Review these tips with your colleagues, and provide good and bad examples. Ask participants to pick out a page or guide that they want to work on. Then put on some thinking music (if that’s okay with the group) to let everybody get into the writing zone.

You don’t have to hold an event for this, but it’s a great way to dedicate time to cleaning up content, especially if you suspect that an email won’t give a big enough nudge to content authors. And if you’re concerned that people may feel resistant to or insulted by the idea that their content needs editing, you can frame this event as a way to pilot test a style guide.

The Great PDF Purge

NC State University’s IT Accessibility Office coordinated this event across campus for several years. Why? PDFs are one of the most common document formats—and unfortunately, it’s way too easy to make a PDF that is inaccessible for people who use assistive technologies like screen readers. Moreover, PDFs are likelier than other forms of web content to become outdated, in my experience.

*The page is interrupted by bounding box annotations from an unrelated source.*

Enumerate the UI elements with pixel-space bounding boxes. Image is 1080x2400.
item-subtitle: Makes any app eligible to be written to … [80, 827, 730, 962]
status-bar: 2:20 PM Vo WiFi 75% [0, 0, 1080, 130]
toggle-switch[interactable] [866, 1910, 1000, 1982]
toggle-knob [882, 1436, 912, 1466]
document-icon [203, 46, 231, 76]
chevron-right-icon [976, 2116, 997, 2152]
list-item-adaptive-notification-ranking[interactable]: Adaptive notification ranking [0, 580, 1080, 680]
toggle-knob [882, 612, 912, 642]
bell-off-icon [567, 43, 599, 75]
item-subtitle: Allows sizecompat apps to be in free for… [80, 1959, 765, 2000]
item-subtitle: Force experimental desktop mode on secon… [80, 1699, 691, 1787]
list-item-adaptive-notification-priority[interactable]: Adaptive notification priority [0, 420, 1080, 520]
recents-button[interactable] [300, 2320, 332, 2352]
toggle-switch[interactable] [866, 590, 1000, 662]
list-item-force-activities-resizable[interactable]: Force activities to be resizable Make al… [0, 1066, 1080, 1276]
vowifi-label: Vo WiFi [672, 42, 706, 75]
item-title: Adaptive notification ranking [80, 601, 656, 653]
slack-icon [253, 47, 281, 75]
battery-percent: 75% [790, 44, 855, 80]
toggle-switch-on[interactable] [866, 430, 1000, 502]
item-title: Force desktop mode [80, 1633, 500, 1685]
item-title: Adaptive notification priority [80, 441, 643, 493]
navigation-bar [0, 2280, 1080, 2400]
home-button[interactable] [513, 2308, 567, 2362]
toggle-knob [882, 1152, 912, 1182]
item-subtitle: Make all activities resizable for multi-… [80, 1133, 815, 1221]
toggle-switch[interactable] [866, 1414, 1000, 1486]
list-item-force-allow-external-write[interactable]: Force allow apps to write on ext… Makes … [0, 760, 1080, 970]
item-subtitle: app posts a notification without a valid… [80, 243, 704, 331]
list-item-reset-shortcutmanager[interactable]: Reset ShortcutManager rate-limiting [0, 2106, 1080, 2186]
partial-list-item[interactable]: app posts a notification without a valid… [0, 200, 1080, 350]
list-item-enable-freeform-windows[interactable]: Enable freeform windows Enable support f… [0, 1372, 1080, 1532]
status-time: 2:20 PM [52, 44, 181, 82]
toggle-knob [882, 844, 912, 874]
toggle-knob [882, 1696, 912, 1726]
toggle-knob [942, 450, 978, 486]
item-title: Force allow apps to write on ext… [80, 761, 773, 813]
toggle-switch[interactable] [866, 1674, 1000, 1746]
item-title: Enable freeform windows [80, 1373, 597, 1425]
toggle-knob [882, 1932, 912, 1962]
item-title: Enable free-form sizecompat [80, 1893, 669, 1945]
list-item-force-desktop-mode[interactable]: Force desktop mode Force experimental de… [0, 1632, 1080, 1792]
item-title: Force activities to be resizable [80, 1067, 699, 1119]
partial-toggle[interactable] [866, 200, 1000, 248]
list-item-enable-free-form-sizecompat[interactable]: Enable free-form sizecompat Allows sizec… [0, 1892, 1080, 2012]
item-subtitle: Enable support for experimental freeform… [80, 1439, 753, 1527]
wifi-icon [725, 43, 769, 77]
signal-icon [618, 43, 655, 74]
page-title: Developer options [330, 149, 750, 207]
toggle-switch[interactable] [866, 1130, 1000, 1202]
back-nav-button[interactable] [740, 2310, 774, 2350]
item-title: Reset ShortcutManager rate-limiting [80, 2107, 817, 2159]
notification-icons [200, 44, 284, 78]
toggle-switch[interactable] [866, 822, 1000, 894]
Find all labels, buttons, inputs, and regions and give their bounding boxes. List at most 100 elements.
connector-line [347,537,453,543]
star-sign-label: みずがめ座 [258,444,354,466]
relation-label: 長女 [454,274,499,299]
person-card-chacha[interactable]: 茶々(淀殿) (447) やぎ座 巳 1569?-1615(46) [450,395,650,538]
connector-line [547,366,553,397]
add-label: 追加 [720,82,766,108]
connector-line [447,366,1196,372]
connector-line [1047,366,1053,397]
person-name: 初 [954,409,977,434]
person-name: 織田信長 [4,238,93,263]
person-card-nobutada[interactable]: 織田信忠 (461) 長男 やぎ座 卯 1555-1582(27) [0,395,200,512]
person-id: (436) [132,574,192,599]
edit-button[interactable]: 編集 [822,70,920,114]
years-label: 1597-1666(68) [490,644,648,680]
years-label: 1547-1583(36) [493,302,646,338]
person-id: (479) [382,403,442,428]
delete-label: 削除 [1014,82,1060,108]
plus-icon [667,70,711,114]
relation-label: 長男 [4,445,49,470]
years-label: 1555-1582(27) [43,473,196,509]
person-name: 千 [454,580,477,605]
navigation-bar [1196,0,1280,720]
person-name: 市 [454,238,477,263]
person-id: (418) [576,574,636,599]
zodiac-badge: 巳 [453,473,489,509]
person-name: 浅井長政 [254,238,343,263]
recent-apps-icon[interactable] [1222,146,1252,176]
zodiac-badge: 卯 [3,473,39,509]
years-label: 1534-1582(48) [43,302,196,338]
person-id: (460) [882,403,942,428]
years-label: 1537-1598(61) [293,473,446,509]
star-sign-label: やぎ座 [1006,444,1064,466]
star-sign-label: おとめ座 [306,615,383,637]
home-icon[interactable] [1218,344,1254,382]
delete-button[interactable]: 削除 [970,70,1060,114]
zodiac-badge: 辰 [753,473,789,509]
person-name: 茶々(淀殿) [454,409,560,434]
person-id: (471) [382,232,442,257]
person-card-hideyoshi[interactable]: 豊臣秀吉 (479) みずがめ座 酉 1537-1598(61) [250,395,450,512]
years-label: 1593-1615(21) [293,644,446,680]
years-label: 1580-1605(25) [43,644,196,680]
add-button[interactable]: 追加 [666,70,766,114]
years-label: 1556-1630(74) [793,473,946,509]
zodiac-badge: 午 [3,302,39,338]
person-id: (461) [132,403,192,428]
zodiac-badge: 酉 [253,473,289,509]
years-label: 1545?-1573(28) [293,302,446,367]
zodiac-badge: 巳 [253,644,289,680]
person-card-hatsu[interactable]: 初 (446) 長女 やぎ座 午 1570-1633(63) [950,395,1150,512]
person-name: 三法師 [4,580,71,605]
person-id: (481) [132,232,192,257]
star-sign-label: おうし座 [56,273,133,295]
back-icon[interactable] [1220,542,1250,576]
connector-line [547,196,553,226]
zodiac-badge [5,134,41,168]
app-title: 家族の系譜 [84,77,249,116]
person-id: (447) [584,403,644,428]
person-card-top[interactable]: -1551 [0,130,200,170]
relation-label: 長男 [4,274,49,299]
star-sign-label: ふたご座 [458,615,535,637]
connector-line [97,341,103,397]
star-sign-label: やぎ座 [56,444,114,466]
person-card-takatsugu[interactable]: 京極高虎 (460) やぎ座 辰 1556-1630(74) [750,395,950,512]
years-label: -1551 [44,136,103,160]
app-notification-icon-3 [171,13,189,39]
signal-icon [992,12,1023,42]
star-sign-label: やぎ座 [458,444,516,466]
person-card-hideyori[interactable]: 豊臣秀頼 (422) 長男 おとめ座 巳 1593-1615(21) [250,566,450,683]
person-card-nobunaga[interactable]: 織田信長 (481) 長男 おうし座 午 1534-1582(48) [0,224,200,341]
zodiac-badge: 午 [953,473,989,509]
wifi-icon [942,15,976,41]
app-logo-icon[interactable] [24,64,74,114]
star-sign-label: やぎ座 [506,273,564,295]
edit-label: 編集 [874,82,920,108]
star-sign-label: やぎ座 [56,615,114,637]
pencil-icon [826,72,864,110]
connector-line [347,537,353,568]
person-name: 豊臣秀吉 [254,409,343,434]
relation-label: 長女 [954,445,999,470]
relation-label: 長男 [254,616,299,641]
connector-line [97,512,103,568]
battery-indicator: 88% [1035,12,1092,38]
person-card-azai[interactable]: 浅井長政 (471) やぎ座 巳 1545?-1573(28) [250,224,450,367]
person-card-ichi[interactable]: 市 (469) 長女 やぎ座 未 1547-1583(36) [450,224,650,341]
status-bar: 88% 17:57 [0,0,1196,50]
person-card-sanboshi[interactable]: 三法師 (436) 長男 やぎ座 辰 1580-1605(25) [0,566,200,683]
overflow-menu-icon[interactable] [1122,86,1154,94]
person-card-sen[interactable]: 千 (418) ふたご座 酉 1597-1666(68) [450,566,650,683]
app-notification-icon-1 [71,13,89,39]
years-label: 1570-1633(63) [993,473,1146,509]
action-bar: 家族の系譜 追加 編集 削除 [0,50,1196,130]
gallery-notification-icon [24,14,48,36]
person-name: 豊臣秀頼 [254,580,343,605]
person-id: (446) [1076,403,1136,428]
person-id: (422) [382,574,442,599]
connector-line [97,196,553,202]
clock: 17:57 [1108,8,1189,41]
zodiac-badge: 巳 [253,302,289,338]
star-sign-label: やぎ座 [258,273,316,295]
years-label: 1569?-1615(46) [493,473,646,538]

Think of handouts or maps that get updated and re-uploaded without deleting the older versions.

Your website may store PDFs in the CMS or in a separate folder that your website admin can access. You and your colleagues can make a list of these PDFs and ascertain whether they should be deleted, converted to a plain web page, or made accessible using a program like Microsoft Word (if you have the editable document file) or Adobe Acrobat. (Warning, this last option is difficult and time-consuming.) A shared spreadsheet is the best way to keep track of your work.

This event might be one three-hour long working meeting, or you could split up the work into three or four hour-long meetings over the course of a month. On our campus, participants received a certificate for completing the challenge. A similar certificate, or prize for most PDFs deleted, is a great incentive.

Summer is a wonderful time to clean up your website, especially for academic libraries. Try out one of these events with your colleagues. You’ll be amazed at how great it feels to get rid of old web content!